Dans son œuvre point de morale à l’occidentale, juste des situations dérangeantes, morbides, politiquement incorrectes et soumises aux seules restrictions de l’auteure. C’est une histoire à la narration douce et cruelle, une sorte de Disney à la sauce Trash. Il faut l’avouer, la sauce prend et lors de la lecture il arrivera de s’inventer des voix comme si nous le racontions à un enfant.
Sur le papier toutes ces situations donneraient lieux à une ambiance lourde et violente, pourtant il n’en est rien, le trait de notre mangaka mélange un style gothique kawaï avec un rendu pop-art du plus bel effet. Le mélange de cette représentation du morbide tout en rondeurs avec des personnages tout mignons donne un décalage inattendu. Il faudra donc jongler entre les corbeaux, cadavres en décomposition, ou aux personnages plus proches visuellement de zombies que d’êtres vivants. C’est justement ce décalage entre l’histoire et le visuel qui donne toute sa saveur à cette artiste. Il est difficile de ne pas tomber sous le charme.
L’auteure aime travailler avec de la couleur et c’est un manga entièrement colorisé que nous avons entre les mains. Chaque page contient un thème couleur tirant vers les tons sombres, usant de couleurs tirant sur le noir, le violet, le bleu ou encore l’orangée. Ce choix artistique donne une ambiance qui colle bien avec le thème de la sorcellerie. L’agencement sur les pages a été réalisé avec un soin particulier, nombreux sont les ornements décoratifs ou dessins complémentaires entre deux images et il faut l’avouer que le rendu est sublime.
Habituellement c’est l’éditeur IMHO qui publie les titres de cet auteur, mais pour ce récit ce sont les Éditions Soleil qui ont eu le privilège de le publier. Il faut dire que l’œuvre ne fait qu’une cinquantaine de pages, et c’est naturellement dans un format BD Franco-belge (environ 30 x 22 cm) que l’éditeur s’est tourné. Nous pouvons dire que Soleil n’a pas lésiné sur la qualité, la couverture est ornée de brochure dorée du plus bel effet.
L’intérieur n’est pas en reste avec des surbrillances de dorées et d’argentées sur toutes les pages et un papier de qualité très épais. Une rapide biographie et un listing des expositions de l’auteur sont présents. Un autre point plaisant, c’est que l’éditeur joue le jeu en indiquant les autres titres parus chez IMHO et n’a pas inséré son logo sur la couverture ! Bref il n’y a rien à redire.

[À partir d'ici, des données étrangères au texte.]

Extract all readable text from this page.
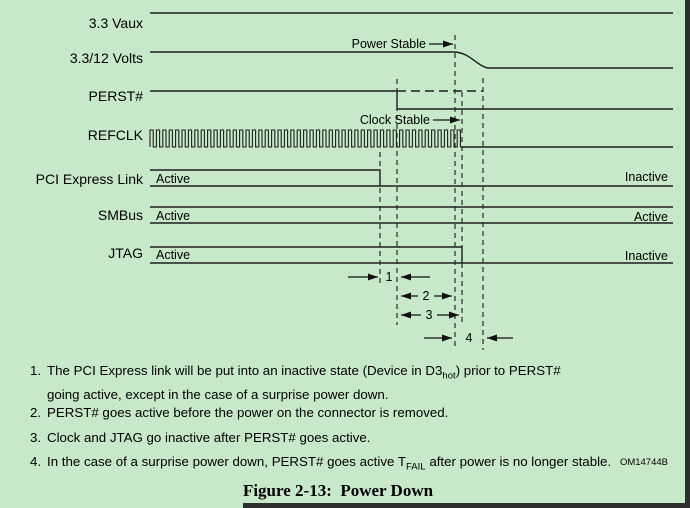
3.3 Vaux
3.3/12 Volts
PERST#
REFCLK
PCI Express Link
SMBus
JTAG
Active	Inactive
Active	Active
Active	Inactive
Power Stable
Clock Stable
1
2
3
4
1. The PCI Express link will be put into an inactive state (Device in $D3_{hot}$) prior to PERST#
going active, except in the case of a surprise power down.
2. PERST# goes active before the power on the connector is removed.
3. Clock and JTAG go inactive after PERST# goes active.
4. In the case of a surprise power down, PERST# goes active $T_{FAIL}$ after power is no longer stable. OM14744B
Figure 2-13:  Power Down
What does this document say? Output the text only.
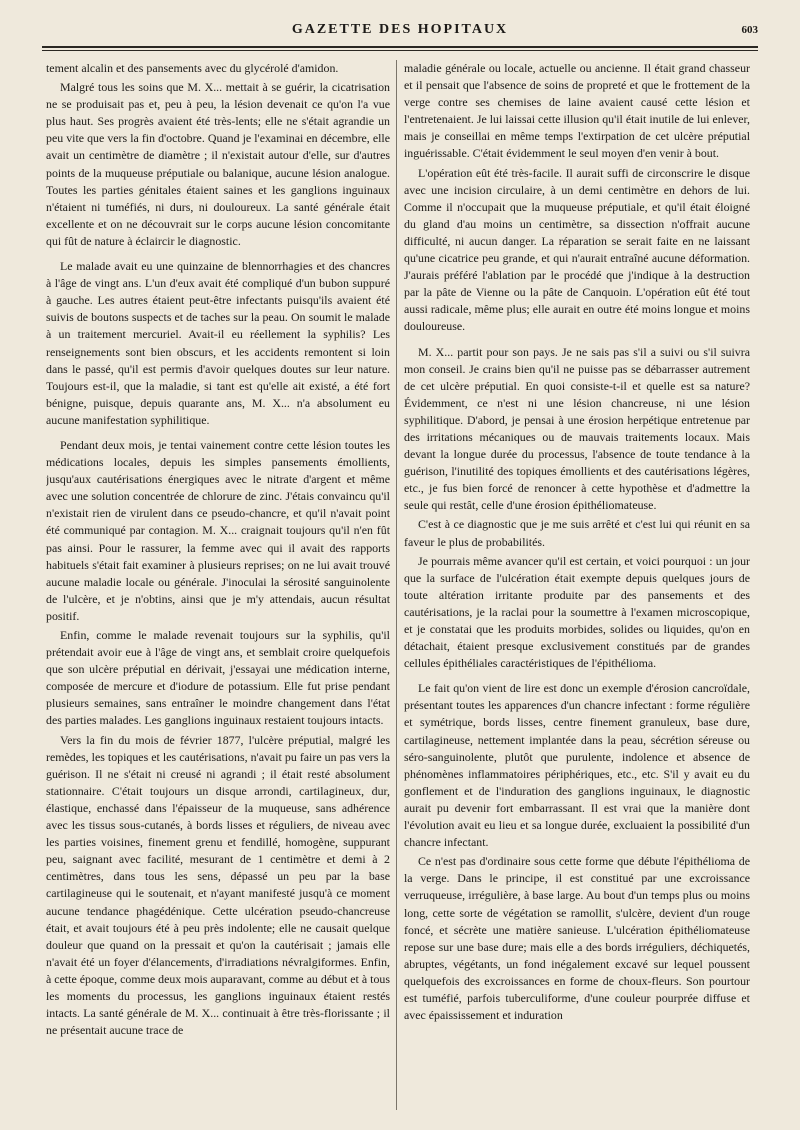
GAZETTE DES HOPITAUX	603

tement alcalin et des pansements avec du glycérolé d'amidon.

Malgré tous les soins que M. X... mettait à se guérir, la cicatrisation ne se produisait pas et, peu à peu, la lésion devenait ce qu'on l'a vue plus haut. Ses progrès avaient été très-lents; elle ne s'était agrandie un peu vite que vers la fin d'octobre. Quand je l'examinai en décembre, elle avait un centimètre de diamètre ; il n'existait autour d'elle, sur d'autres points de la muqueuse préputiale ou balanique, aucune lésion analogue. Toutes les parties génitales étaient saines et les ganglions inguinaux n'étaient ni tuméfiés, ni durs, ni douloureux. La santé générale était excellente et on ne découvrait sur le corps aucune lésion concomitante qui fût de nature à éclaircir le diagnostic.

Le malade avait eu une quinzaine de blennorrhagies et des chancres à l'âge de vingt ans. L'un d'eux avait été compliqué d'un bubon suppuré à gauche. Les autres étaient peut-être infectants puisqu'ils avaient été suivis de boutons suspects et de taches sur la peau. On soumit le malade à un traitement mercuriel. Avait-il eu réellement la syphilis? Les renseignements sont bien obscurs, et les accidents remontent si loin dans le passé, qu'il est permis d'avoir quelques doutes sur leur nature. Toujours est-il, que la maladie, si tant est qu'elle ait existé, a été fort bénigne, puisque, depuis quarante ans, M. X... n'a absolument eu aucune manifestation syphilitique.

Pendant deux mois, je tentai vainement contre cette lésion toutes les médications locales, depuis les simples pansements émollients, jusqu'aux cautérisations énergiques avec le nitrate d'argent et même avec une solution concentrée de chlorure de zinc. J'étais convaincu qu'il n'existait rien de virulent dans ce pseudo-chancre, et qu'il n'avait point été communiqué par contagion. M. X... craignait toujours qu'il n'en fût pas ainsi. Pour le rassurer, la femme avec qui il avait des rapports habituels s'était fait examiner à plusieurs reprises; on ne lui avait trouvé aucune maladie locale ou générale. J'inoculai la sérosité sanguinolente de l'ulcère, et je n'obtins, ainsi que je m'y attendais, aucun résultat positif.

Enfin, comme le malade revenait toujours sur la syphilis, qu'il prétendait avoir eue à l'âge de vingt ans, et semblait croire quelquefois que son ulcère préputial en dérivait, j'essayai une médication interne, composée de mercure et d'iodure de potassium. Elle fut prise pendant plusieurs semaines, sans entraîner le moindre changement dans l'état des parties malades. Les ganglions inguinaux restaient toujours intacts.

Vers la fin du mois de février 1877, l'ulcère préputial, malgré les remèdes, les topiques et les cautérisations, n'avait pu faire un pas vers la guérison. Il ne s'était ni creusé ni agrandi ; il était resté absolument stationnaire. C'était toujours un disque arrondi, cartilagineux, dur, élastique, enchassé dans l'épaisseur de la muqueuse, sans adhérence avec les tissus sous-cutanés, à bords lisses et réguliers, de niveau avec les parties voisines, finement grenu et fendillé, homogène, suppurant peu, saignant avec facilité, mesurant de 1 centimètre et demi à 2 centimètres, dans tous les sens, dépassé un peu par la base cartilagineuse qui le soutenait, et n'ayant manifesté jusqu'à ce moment aucune tendance phagédénique. Cette ulcération pseudo-chancreuse était, et avait toujours été à peu près indolente; elle ne causait quelque douleur que quand on la pressait et qu'on la cautérisait ; jamais elle n'avait été un foyer d'élancements, d'irradiations névralgiformes. Enfin, à cette époque, comme deux mois auparavant, comme au début et à tous les moments du processus, les ganglions inguinaux étaient restés intacts. La santé générale de M. X... continuait à être très-florissante ; il ne présentait aucune trace de

maladie générale ou locale, actuelle ou ancienne. Il était grand chasseur et il pensait que l'absence de soins de propreté et que le frottement de la verge contre ses chemises de laine avaient causé cette lésion et l'entretenaient. Je lui laissai cette illusion qu'il était inutile de lui enlever, mais je conseillai en même temps l'extirpation de cet ulcère préputial inguérissable. C'était évidemment le seul moyen d'en venir à bout.

L'opération eût été très-facile. Il aurait suffi de circonscrire le disque avec une incision circulaire, à un demi centimètre en dehors de lui. Comme il n'occupait que la muqueuse préputiale, et qu'il était éloigné du gland d'au moins un centimètre, sa dissection n'offrait aucune difficulté, ni aucun danger. La réparation se serait faite en ne laissant qu'une cicatrice peu grande, et qui n'aurait entraîné aucune déformation. J'aurais préféré l'ablation par le procédé que j'indique à la destruction par la pâte de Vienne ou la pâte de Canquoin. L'opération eût été tout aussi radicale, même plus; elle aurait en outre été moins longue et moins douloureuse.

M. X... partit pour son pays. Je ne sais pas s'il a suivi ou s'il suivra mon conseil. Je crains bien qu'il ne puisse pas se débarrasser autrement de cet ulcère préputial. En quoi consiste-t-il et quelle est sa nature? Évidemment, ce n'est ni une lésion chancreuse, ni une lésion syphilitique. D'abord, je pensai à une érosion herpétique entretenue par des irritations mécaniques ou de mauvais traitements locaux. Mais devant la longue durée du processus, l'absence de toute tendance à la guérison, l'inutilité des topiques émollients et des cautérisations légères, etc., je fus bien forcé de renoncer à cette hypothèse et d'admettre la seule qui restât, celle d'une érosion épithéliomateuse.

C'est à ce diagnostic que je me suis arrêté et c'est lui qui réunit en sa faveur le plus de probabilités.

Je pourrais même avancer qu'il est certain, et voici pourquoi : un jour que la surface de l'ulcération était exempte depuis quelques jours de toute altération irritante produite par des pansements et des cautérisations, je la raclai pour la soumettre à l'examen microscopique, et je constatai que les produits morbides, solides ou liquides, qu'on en détachait, étaient presque exclusivement constitués par de grandes cellules épithéliales caractéristiques de l'épithélioma.

Le fait qu'on vient de lire est donc un exemple d'érosion cancroïdale, présentant toutes les apparences d'un chancre infectant : forme régulière et symétrique, bords lisses, centre finement granuleux, base dure, cartilagineuse, nettement implantée dans la peau, sécrétion séreuse ou séro-sanguinolente, plutôt que purulente, indolence et absence de phénomènes inflammatoires périphériques, etc., etc. S'il y avait eu du gonflement et de l'induration des ganglions inguinaux, le diagnostic aurait pu devenir fort embarrassant. Il est vrai que la manière dont l'évolution avait eu lieu et sa longue durée, excluaient la possibilité d'un chancre infectant.

Ce n'est pas d'ordinaire sous cette forme que débute l'épithélioma de la verge. Dans le principe, il est constitué par une excroissance verruqueuse, irrégulière, à base large. Au bout d'un temps plus ou moins long, cette sorte de végétation se ramollit, s'ulcère, devient d'un rouge foncé, et sécrète une matière sanieuse. L'ulcération épithéliomateuse repose sur une base dure; mais elle a des bords irréguliers, déchiquetés, abruptes, végétants, un fond inégalement excavé sur lequel poussent quelquefois des excroissances en forme de choux-fleurs. Son pourtour est tuméfié, parfois tuberculiforme, d'une couleur pourprée diffuse et avec épaississement et induration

MIZUNO réussit à créer une histoire qui convient parfaitement aux codes du livre illustré, bien qu’il s’appréciera plus pour son esthétique que pour son récit. Les fans de l’auteur retrouveront son univers gore/kawaï, les nouveaux lecteurs pourront apprécier cette artiste au style bien particulier à condition de rester clément sur le scénario.